Işığa karşı iyi dayanım gösterirler, birkaç istisna dışında ağartmaya karşı düşük dayanıklılığa sahiptirler.

Keten kumaş boyarken dikkat edilmesi gereken husus, bu kumaşların yüksek sıcaklık etkisine maruz bırakıldıklarında çekmeleridir. Bu nedenle soğukta boyayan reaktif boyarmaddeler tercih edilmelidir.

Boyama yöntemi olarak genelde iki basamaklı yöntem tavsiye edilmektedir.

Kumaşa boyama öncesi kir iticilik, yumuşatma, su iticilik gibi bitim işlemi uygulanmasından kaçınılmalıdır,

zira bunların uzaklaştırılması oldukça güç olup, aynı zamanda bunlar boyamada abraja yol açabilmektedir.

 

JÜT LİFLERİNİN BOYANMASI

 

Pamuk ve jüt dünya selüloz lif üretiminde birinci ve ikinci sıradadır.

Pamukla karşılaştırıldığında çeşitli jüt uygulamaları lifin doğasında olan yetersizlikler nedeniyle elverişsizdir.

Son yıllarda özel ve katma değerli jüt üretimi için ciddi çalışmalar yapılmaktadır.

Bu liflerin boyanması söz konusu olduğunda direkt, kükürt, reaktif ve pigment boyarmaddeleri kullanılabilmektedir.

Jüt materyallerin kükürt boyarmaddeleri ile en uygun indirgen madde olan Na2S’in kullanımı ekolojik nedenlerle istenmemektedir.

Yapılan çalışmada ekolojik boyama eldesi için indirgen madde olarak Na2S yerine çevre dostu bir madde olan sıvı jaggery (palmiye bitkisinin özsuyundan elde edilen kahverengi renkli bir tür şeker) kullanımını araştırılmıştır.

Yine yapılan çalışmada sodyum sülfür (Na2S) ve sıvı jaggery kullanılarak kükürt boyarmaddeleriyle yapılan boyama işlemlerinin K/S değerleri ile yıkama, sürtme ve ışık haslıklarının kıyaslanabilir nitelikte olduğu tespit edilmiştir.

 

Jüt/pamuk karışımları, jüt için tamamıyla yeni bir sektör olan döşemelik ve giysilik tekstil sanayinde ana çıkış noktası olarak öneme sahiptir.

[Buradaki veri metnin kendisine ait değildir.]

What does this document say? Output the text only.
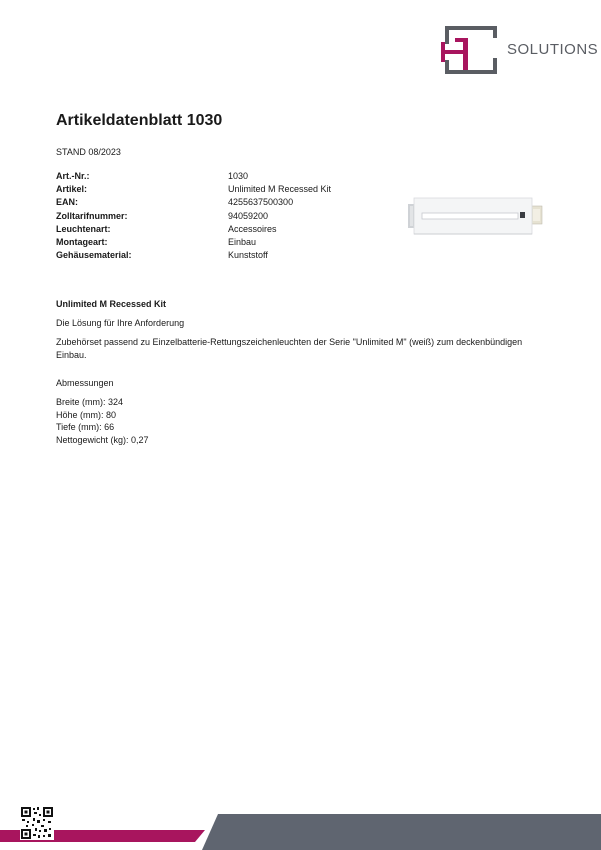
SOLUTIONS
Artikeldatenblatt 1030
STAND 08/2023
Art.-Nr.:	1030
Artikel:	Unlimited M Recessed Kit
EAN:	4255637500300
Zolltarifnummer:	94059200
Leuchtenart:	Accessoires
Montageart:	Einbau
Gehäusematerial:	Kunststoff
Unlimited M Recessed Kit
Die Lösung für Ihre Anforderung
Zubehörset passend zu Einzelbatterie-Rettungszeichenleuchten der Serie "Unlimited M" (weiß) zum deckenbündigen
Einbau.
Abmessungen
Breite (mm): 324
Höhe (mm): 80
Tiefe (mm): 66
Nettogewicht (kg): 0,27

Jüt ve jüt/pamuk karışımı ürünlerden daha fazla yararlanabilmek için bu liflerin işlenme sorunlarını yok edebilecek ticari olarak uygulanabilir teknolojilerin geliştirilmesi gerekmektedir. Jüt ürünlerine aplikasyonu kısıtlayan sorunlardan biri ışık altında renk değişmesi yani solmadır.

Çok az boyarmadde jütte de pamukta elde edilen ışık haslığına ulaşabilmektedir.

 

Jütteki haslık değerleri genelde pamuğa göre 0,5-1,5 puan daha düşük olmakta, bazen de düşüş 2-3 puanı bulabilmektedir.

Jütün pamukla karışımında, pamuk bileşeni nedeniyle sorun hafifletilmiş olmakta; fakat özellikle jüt oranı fazlaysa, karışım kumaşın kendisi giysilik ve döşemelik kumaştan beklenen özellikleri karşılayamamaktadır.

 

Jüt içeren ürünlerde yüksek ışık dayanımı elde etmek için; boyanmış poliamid liflerinde çok iyi ışık haslıklarının olması nedeniyle tekrar gündeme gelen 1:2 metal kompleks boyalarının jüt ve jüt/pamuk karışımı kumaşların boyanmasında kullanılması söz konusu olmuştur.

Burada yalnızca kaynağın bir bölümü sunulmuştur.